В Наказе встречаются также статьи, затрагивающие вопрос об отношениях между помещиками и крепостными. “Кажется еще, – читаем в другом месте Наказа, – что новозаведенный способ дворян сбирати свои доходы уменьшает народ и земледелие; все деревни почти на оброке. Хозяева, не быв вовсе или мало в деревнях своих, обложат каждую душу по рублю, по два и даже по пяти рублей, несмотря на то, каким образом их крестьяне достают сии деньги”.

“Весьма бы нужно было предписать помещикам законом, чтобы они с большим рассмотрением располагали свои поборы и те бы поборы брали, которые менее мужика отлучают от дома и семейства; тем бы распространилось более земледелие, и число бы народа в государстве умножилось.

Многие, пользуясь удобностью говорить, но, не будучи в силах испытать в тонкости о том, о чем говорят, сказывают: чем в большем подданные живут убожестве, тем многочисленнее их семьи; также и то: чем большие от них положены дани, тем больше они приходят в состояние платить оные. Сии суть два мудрования, которые всегда пагубу приносили и всегда будут причинять гибель самодержавным государствам”.

Было уже сказано, что в первоначальной редакции Наказа статьи о крепостных крестьянах занимали весьма видное место, но что в печатной редакции они исчезли, очевидно, под влиянием лиц, которым императрица читала свой Наказ.

В дошедшем до нас отрывке из черновой рукописи Наказа мы встречаем следующие мысли по поводу крепостных: “законы должны о том иметь попечение, чтобы рабы и в старости и в болезни не были оставлены… Надлежало бы еще утвердить законом и сохранение их жизни. Желательно, чтобы можно было законом предписать в производство сего (т.е. суда помещика над крестьянами), по которому бы не оставалось ни малого подозрения в учиненном рабу насилии”.

Далее высказывается желание организовать суд из “крестьян для уменьшения домашней суровости помещиков или слуг, или посылаемых на управление деревень их беспредельное, что часто разорительно деревням и народу и вредно государству”… Затем, “могут еще законы определить урочное время службы: в законе Моисеевом ограничена на шесть лет служба рабов”.

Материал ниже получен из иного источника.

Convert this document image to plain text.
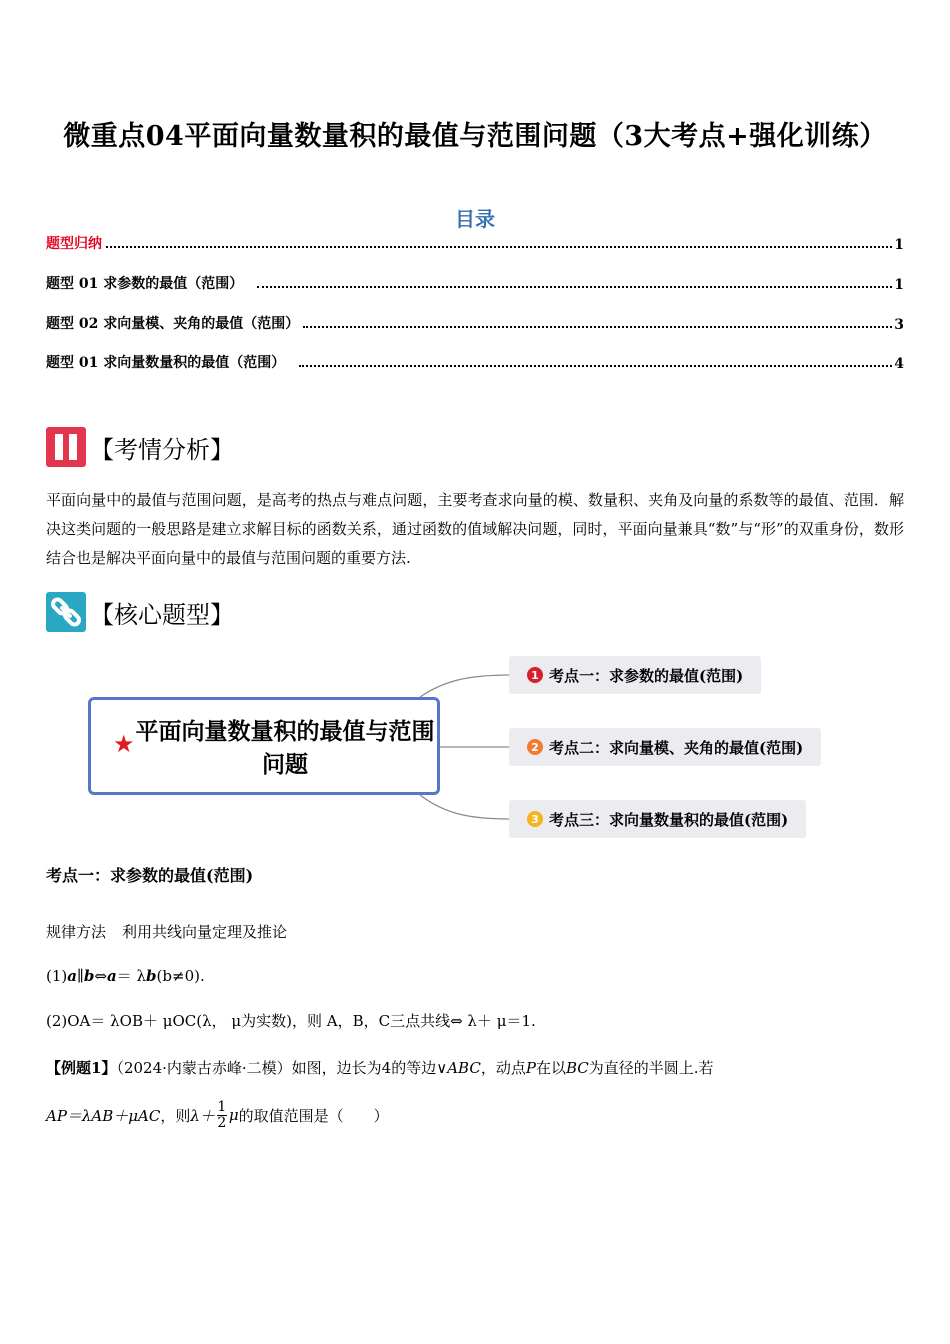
微重点04平面向量数量积的最值与范围问题（3大考点+强化训练）
目录
题型归纳	1
题型 01 求参数的最值（范围）	1
题型 02 求向量模、夹角的最值（范围）	3
题型 01 求向量数量积的最值（范围）	4
【考情分析】
平面向量中的最值与范围问题，是高考的热点与难点问题，主要考查求向量的模、数量积、夹角及向量的系数等的最值、范围．解决这类问题的一般思路是建立求解目标的函数关系，通过函数的值域解决问题，同时，平面向量兼具“数”与“形”的双重身份，数形结合也是解决平面向量中的最值与范围问题的重要方法.
【核心题型】
★ 平面向量数量积的最值与范围问题
1 考点一：求参数的最值(范围)
2 考点二：求向量模、夹角的最值(范围)
3 考点三：求向量数量积的最值(范围)
考点一：求参数的最值(范围)
规律方法 利用共线向量定理及推论
(1)a∥b⇔a＝ λb(b≠0).
(2)OA＝ λOB＋ μOC(λ， μ为实数)，则 A，B，C三点共线⇔ λ＋ μ＝1.
【例题1】（2024·内蒙古赤峰·二模）如图，边长为4的等边∨ABC，动点P在以BC为直径的半圆上.若
AP＝λAB＋μAC ，则 $\lambda+ \frac{1}{2}$ μ 的取值范围是（　　）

Наконец, необходимо гарантировать крепостным право на имущество для того, “чтобы они имели возможность выкупиться на свободу”; кроме того, необходимо еще точно определить в законе, сколько крепостной должен платить господину за свое освобождение.

Эти мысли, а также и другие, до нас не дошедшие, вызвали сильную оппозицию со стороны близких к императрице лиц. Выразителем ее, между прочим, был известный Сумароков, возражения которого на Наказ до нас дошли:

“Сделать русских крепостных людей вольными нельзя, – писал Сумароков, – скудные люди ни повара, ни кучера, ни лакея иметь не будут, и будут ласкать слуг своих, пропуская им многие бездельства, дабы не остаться без слуг и без повинующихся им крестьян; и будет ужасное несогласие между помещиками и крестьянами, ради усмирения которых потребны многие полки, и непрестанная будет в государстве междоусобная брань”[2].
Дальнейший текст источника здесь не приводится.